Incorporadora não pode criar parcela irrisória para viabilizar reajuste mensal. A inclusão de parcela de valor irrisório em compra de imóvel, com o único propósito de alongar artificialmente o prazo do contrato, configura fraude à lei.
O que aconteceu
A inclusão de parcela de valor irrisório em compra de imóvel, com o único propósito de alongar artificialmente o prazo do contrato, configura fraude à lei.
Sob esse entendimento, veda-se a incidência de correção monetária mensal em contratos de duração inferior a 36 meses.
Com base nesse entendimento, o juiz Paulo Henrique Ribeiro Garcia, da 1ª Vara Cível de Pinheiros, em São Paulo, declarou nula a cláusula de reajuste mensal e condenou uma incorporadora a restituir em dobro o valor cobrado em excesso em uma venda de imóvel.
Por que importa
Os números em evidência (1%, R$ 199,4, R$ 100, R$ 1,73, R$ 100,) ajudam a medir o impacto no dia a dia de empresas e leitores de Geral.
Consequência prática
O montante a ser restituído é de R$ 199,4 mil.
FreepikJuiz considerou que parcela de R$ 100 ao final do contrato não tinha justificativa Um casal de compradores celebrou um contrato de promessa de compra e venda de um apartamento no valor de R$ 1,73 milhão.
O contrato tinha vigência real de apenas 20 meses até a expedição do habite-se e a entrega das chaves.
A incorporadora, porém, incluiu uma parcela final de R$ 100, com vencimento postergado para muito depois da conclusão das obras.
Esse expediente serviu apenas para esticar o prazo formal do contrato para além de 36 meses, permitindo que a empresa fizesse reajustes mensais baseados no Índice Nacional de Custo da Construção (INCC).
Os compradores acionaram a Justiça pedindo a nulidade da cobrança mensal, com a devolução em dobro do montante cobrado indevidamente.

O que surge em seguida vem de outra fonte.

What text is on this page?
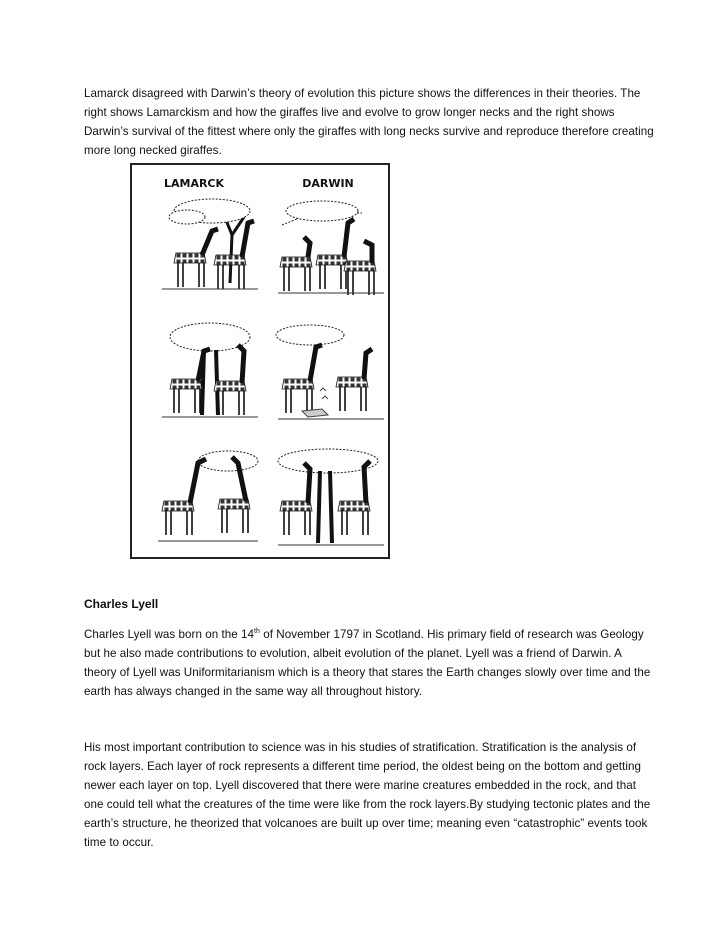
Lamarck disagreed with Darwin’s theory of evolution this picture shows the differences in their theories. The right shows Lamarckism and how the giraffes live and evolve to grow longer necks and the right shows Darwin’s survival of the fittest where only the giraffes with long necks survive and reproduce therefore creating more long necked giraffes.

LAMARCK	DARWIN
Charles Lyell

Charles Lyell was born on the 14th of November 1797 in Scotland. His primary field of research was Geology but he also made contributions to evolution, albeit evolution of the planet. Lyell was a friend of Darwin. A theory of Lyell was Uniformitarianism which is a theory that stares the Earth changes slowly over time and the earth has always changed in the same way all throughout history.

His most important contribution to science was in his studies of stratification. Stratification is the analysis of rock layers. Each layer of rock represents a different time period, the oldest being on the bottom and getting newer each layer on top. Lyell discovered that there were marine creatures embedded in the rock, and that one could tell what the creatures of the time were like from the rock layers.By studying tectonic plates and the earth’s structure, he theorized that volcanoes are built up over time; meaning even “catastrophic” events took time to occur.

Eles argumentaram que o cronograma de pagamentos foi manipulado de forma artificial apenas para viabilizar reajustes ilegais, violando o Código de Defesa do Consumidor.
Em contestação, a incorporadora alegou a regularidade das cobranças e rebateu os argumentos dos compradores.
A empresa sustentou que os reajustes mensais eram lícitos e previamente acordados pelas partes.
Fraude à lei Ao analisar o caso, o juiz afastou a preliminar e declarou a nulidade do reajuste mensal por violar o artigo 46 da Lei 10.931/2004.
O magistrado destacou que a última parcela, de valor insignificante, foi uma manobra sem justificativa econômica real, criada com o único propósito de burlar o prazo mínimo legal de 36 meses.
O magistrado explicou que tal conduta afronta as regras protetivas e a boa-fé objetiva que devem nortear os negócios imobiliários.
“Portanto, expediente adotado pelas rés, claramente artificial, visa unicamente a alongar a vigência formal do contrato para burlar a exigência legal de 36 meses e permitir a aplicação de correção mensal.
Trata-se de conduta que afronta a boa-fé objetiva (arts.
4º, III, e 51, IV, do CDC) e configura fraude à lei, nos termos do art.
47 da Lei nº 10.931/2004”, avaliou o juiz.
Devolução em dobro Em razão do reconhecimento da má-fé da incorporadora na formulação do cronograma financeiro, o juiz determinou que a repetição do indébito ocorra em dobro.